Keeping Up with the Jones and the Longshore and Harbor Workers’ Compensation Act

Navigating the winding straits of various state workers’ compensation systems can be difficult to do for companies traversing state lines, but what if the company employs people at sea?  If your business employs dockworkers or seamen of any sort, there are two acts you should be aware of.

The Jones Act (1920) – The Jones Act is a set of cabotage, or “admiralty” laws.  Cabotage defines who has the right to engage in air, rail, truck or waterborne transportation in a country and its coastal waters.  The Jones Act focuses on the latter.

Modeled in part after the Federal Employers Liability Act, which provides benefits to rail workers, the Jones Act governs the liability of vessel operators and marine employers for the work-related injury or death of an employee.  The Jones act provides heightened legal protections to seamen because of their exposure to the perils of the sea but does not define the term “seamen.”  Federal court decisions have narrowed the definition to exclude land-based workers, though.  Workers on offshore oil rigs, ships, barges, riverboat casinos, tug boats, shrimp boats, fishing boats, trawlers, tankers, crew boats, ferries and water taxis are among those who are eligible for Jones Act relief if injured.

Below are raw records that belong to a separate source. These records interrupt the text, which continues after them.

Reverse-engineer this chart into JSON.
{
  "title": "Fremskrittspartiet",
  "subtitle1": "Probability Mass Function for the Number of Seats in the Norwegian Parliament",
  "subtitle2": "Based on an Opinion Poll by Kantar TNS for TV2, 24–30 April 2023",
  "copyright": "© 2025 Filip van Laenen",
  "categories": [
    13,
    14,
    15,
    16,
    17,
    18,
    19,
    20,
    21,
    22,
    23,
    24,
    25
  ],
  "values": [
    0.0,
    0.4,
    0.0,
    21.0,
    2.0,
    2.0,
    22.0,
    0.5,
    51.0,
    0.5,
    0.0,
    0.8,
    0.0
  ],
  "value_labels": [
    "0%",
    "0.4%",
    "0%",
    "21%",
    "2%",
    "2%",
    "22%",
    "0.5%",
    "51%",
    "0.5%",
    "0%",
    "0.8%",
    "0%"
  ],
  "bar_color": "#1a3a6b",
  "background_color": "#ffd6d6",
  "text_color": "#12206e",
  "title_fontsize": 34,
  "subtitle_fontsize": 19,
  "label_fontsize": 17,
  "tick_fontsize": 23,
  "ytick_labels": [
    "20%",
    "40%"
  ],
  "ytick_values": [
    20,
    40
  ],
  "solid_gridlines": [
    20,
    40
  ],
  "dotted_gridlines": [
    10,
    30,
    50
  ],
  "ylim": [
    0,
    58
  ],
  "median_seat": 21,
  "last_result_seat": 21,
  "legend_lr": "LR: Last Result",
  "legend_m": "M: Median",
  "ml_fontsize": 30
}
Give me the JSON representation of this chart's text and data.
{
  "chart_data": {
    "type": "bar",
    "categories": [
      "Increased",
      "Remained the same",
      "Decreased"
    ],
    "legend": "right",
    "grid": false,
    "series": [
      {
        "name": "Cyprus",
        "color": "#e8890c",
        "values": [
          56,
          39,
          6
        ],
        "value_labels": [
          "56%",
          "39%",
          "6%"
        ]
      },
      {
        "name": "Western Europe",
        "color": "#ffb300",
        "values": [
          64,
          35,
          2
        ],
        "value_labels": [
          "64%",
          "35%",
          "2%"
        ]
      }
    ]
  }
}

The Longshore and Harbor Workers’ Compensation Act (1927), a companion of sorts to the Jones Act, provides scheduled pay for injury or death, to a broad range of land-based maritime workers, excluding those covered under The Jones Act.  Usually, employees who load or unload vessels, build or repair ships, and stevedores are among those eligible for LHWCA status.  Unlike The Jones Act, which is not administered by a federal or state agency, The Department of Labor administers LHWCA.

Although differentiating among employees eligible for consideration under the two acts seems simple, much litigation has ensued over the years since the two acts came into being, because “the myriad circumstances in which men go upon the water confront courts not with discrete classes of maritime employees, but rather with a spectrum ranging from the blue-water seamen to the land-based longshoreman.” Brown v. ITT Rayonier, Inc., 497 F.2d 234, 236 (CA5 1974)

Broad P & I (Protection and Indemnity) policies, Maritime Employers Liability and Maritime Workers’ Compensation products are available to cover Jones Act or LHWCA liability.  Some products combine coverage for state workers’ compensation acts and Jones Act or LHWCA exposures.  There are also policies available for employers with no “known” Jones Act exposure.

Although coverage for the liability imposed by employers under these acts may be more expensive than state workers’ compensation coverage, there may be penalties for non-compliance.  LHWCA, for example, imposes a fine of up to $10,000 and/or imprisonment of up to a year.  Talk to your agent to discuss your exposures and to see what options are available.